A 2009 EU ban prohibited the trade of seal products on the European market. Although a 2015 amendment inserted an exemption for products produced by Inuit, some Inuit have received threats for engaging in the seal trade, and a report published by the European Commission in 2020 found that the exemption has failed to address the socio-economic harms of the ban. “What the seal ban did was make a life that was already hard for… our people even harder,” said Peter.
According to the 2017–2018 Household Food Security Survey Module, 57 per cent of households in Nunavut experience food insecurity. A 2020 paper published by the Library of Parliament attributed such astronomical rates of food insecurity to the high cost of food in the Arctic, along with “socioeconomic inequities, the legacy of colonial policies, climate change and environmental dispossession and contamination.”
Since receiving her law degree, Peter has written legal articles and appeared at the Hague and other governmental bodies arguing against seal hunting bans. She is featured prominently in the 2016 documentary “Angry Inuk,” which chronicles Inuk activists’ fight against seal huntings bans.

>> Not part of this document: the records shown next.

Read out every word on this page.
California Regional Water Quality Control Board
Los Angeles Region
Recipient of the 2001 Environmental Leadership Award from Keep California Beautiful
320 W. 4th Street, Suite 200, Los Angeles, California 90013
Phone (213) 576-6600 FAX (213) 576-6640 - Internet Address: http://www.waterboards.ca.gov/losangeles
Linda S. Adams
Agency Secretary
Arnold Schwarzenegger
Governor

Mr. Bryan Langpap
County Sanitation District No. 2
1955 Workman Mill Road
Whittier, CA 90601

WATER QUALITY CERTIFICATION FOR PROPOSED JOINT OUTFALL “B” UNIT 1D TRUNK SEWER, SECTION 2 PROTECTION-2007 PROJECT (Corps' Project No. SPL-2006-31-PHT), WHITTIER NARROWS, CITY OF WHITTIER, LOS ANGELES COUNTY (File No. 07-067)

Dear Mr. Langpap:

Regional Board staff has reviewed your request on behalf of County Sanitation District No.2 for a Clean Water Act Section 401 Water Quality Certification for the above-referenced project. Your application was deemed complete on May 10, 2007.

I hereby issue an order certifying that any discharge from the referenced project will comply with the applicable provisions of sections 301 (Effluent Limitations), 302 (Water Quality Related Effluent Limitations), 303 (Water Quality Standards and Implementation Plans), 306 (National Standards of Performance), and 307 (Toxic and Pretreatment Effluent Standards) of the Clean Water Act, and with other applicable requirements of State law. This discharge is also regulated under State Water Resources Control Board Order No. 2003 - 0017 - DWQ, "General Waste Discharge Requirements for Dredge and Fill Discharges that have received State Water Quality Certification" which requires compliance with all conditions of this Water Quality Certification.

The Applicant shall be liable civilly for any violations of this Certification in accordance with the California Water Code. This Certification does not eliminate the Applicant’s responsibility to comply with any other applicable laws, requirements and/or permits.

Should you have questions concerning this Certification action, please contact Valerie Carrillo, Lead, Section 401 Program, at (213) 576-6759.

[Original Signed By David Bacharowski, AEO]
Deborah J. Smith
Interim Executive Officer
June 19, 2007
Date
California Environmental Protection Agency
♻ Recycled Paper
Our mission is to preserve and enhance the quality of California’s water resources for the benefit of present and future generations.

Her advocacy is informed by what she has learned from her community. “I follow the teaching of our elders that say you have to talk, you have to be kind, you have to come to an understanding,” said Peter.
Reactions from the U of T community
513 people registered to attend the lecture either virtually or in person, one fifth of whom were students. After the lecture, The Varsity spoke with a few attendees.

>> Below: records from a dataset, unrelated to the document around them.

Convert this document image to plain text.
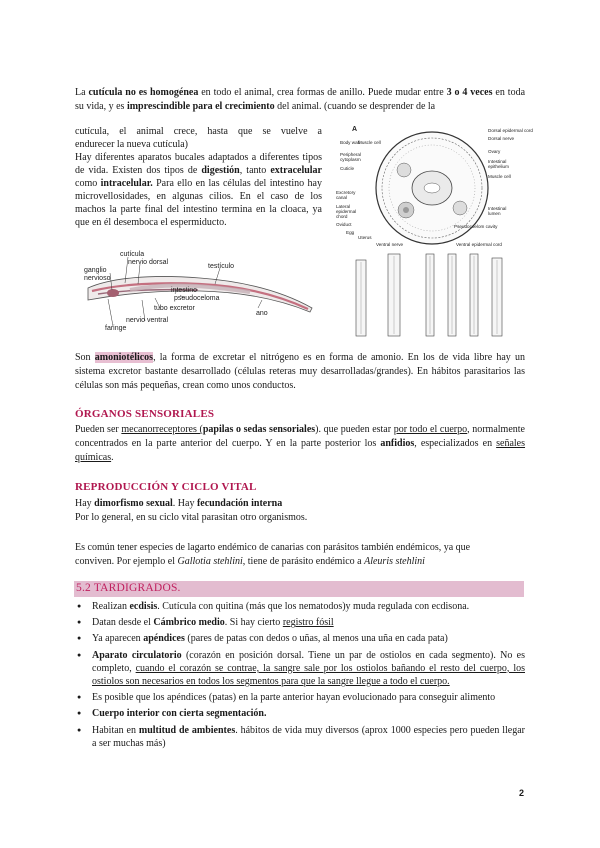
La cutícula no es homogénea en todo el animal, crea formas de anillo. Puede mudar entre 3 o 4 veces en toda su vida, y es imprescindible para el crecimiento del animal. (cuando se desprender de la

cutícula, el animal crece, hasta que se vuelve a

endurecer la nueva cutícula)

Hay diferentes aparatos bucales adaptados a diferentes tipos de vida. Existen dos tipos de digestión, tanto extracelular como intracelular. Para ello en las células del intestino hay microvellosidades, en algunas cilios. En el caso de los machos la parte final del intestino termina en la cloaca, ya que en él desemboca el espermiducto.

cutícula
nervio dorsal
ganglio
nervioso
testículo
intestino
pseudoceloma
tubo excretor
nervio ventral
faringe
ano
A
Body wall
Muscle cell
Peripheral
cytoplasm
Cuticle
Excretory
canal
Lateral
epidermal
chord
Oviduct
Egg
Uterus
Ventral nerve
Dorsal epidermal cord
Dorsal nerve
Ovary
Intestinal
epithelium
Muscle cell
Intestinal
lumen
Pseudocoelom cavity
Ventral epidermal cord

Son amoniotélicos, la forma de excretar el nitrógeno es en forma de amonio. En los de vida libre hay un sistema excretor bastante desarrollado (células reteras muy desarrolladas/grandes). En hábitos parasitarios las células son más pequeñas, crean como unos conductos.

ÓRGANOS SENSORIALES

Pueden ser mecanorreceptores (papilas o sedas sensoriales). que pueden estar por todo el cuerpo, normalmente concentrados en la parte anterior del cuerpo. Y en la parte posterior los anfidios, especializados en señales químicas.

REPRODUCCIÓN Y CICLO VITAL

Hay dimorfismo sexual. Hay fecundación interna

Por lo general, en su ciclo vital parasitan otro organismos.

Es común tener especies de lagarto endémico de canarias con parásitos también endémicos, ya que

conviven. Por ejemplo el Gallotia stehlini, tiene de parásito endémico a Aleuris stehlini

5.2 TARDIGRADOS.
● Realizan ecdisis. Cutícula con quitina (más que los nematodos)y muda regulada con ecdisona.
● Datan desde el Cámbrico medio. Si hay cierto registro fósil
● Ya aparecen apéndices (pares de patas con dedos o uñas, al menos una uña en cada pata)
● Aparato circulatorio (corazón en posición dorsal. Tiene un par de ostiolos en cada segmento). No es completo, cuando el corazón se contrae, la sangre sale por los ostiolos bañando el resto del cuerpo, los ostiolos son necesarios en todos los segmentos para que la sangre llegue a todo el cuerpo.
● Es posible que los apéndices (patas) en la parte anterior hayan evolucionado para conseguir alimento
● Cuerpo interior con cierta segmentación.
● Habitan en multitud de ambientes. hábitos de vida muy diversos (aprox 1000 especies pero pueden llegar a ser muchas más)
2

Marisa Brook, an assistant professor in the Department of Linguistics, said that she came to the lecture because of her interest in language but was blown away by the perspective that Peter shared. “I didn’t expect how easily we would be welcomed into a perspective that was just so much more different than I expected, and yet so accessible and welcoming and challenging all at the same time,” she said.
“This matching of gratitude and responsibility is something that’s really hit home for me in the last couple of months in particular because of multiple talks I’ve heard from Indigenous leaders,” said Karen Reed, the acting principal of Innis College.
Reed also believes that lectures such as these inform her work. “[Peter] touched on so many themes today in her talk,” she said. “It reminds me that, when I’m talking and working with students, [I should] be really listening and thinking about how to incorporate some of those ideas into my own work.”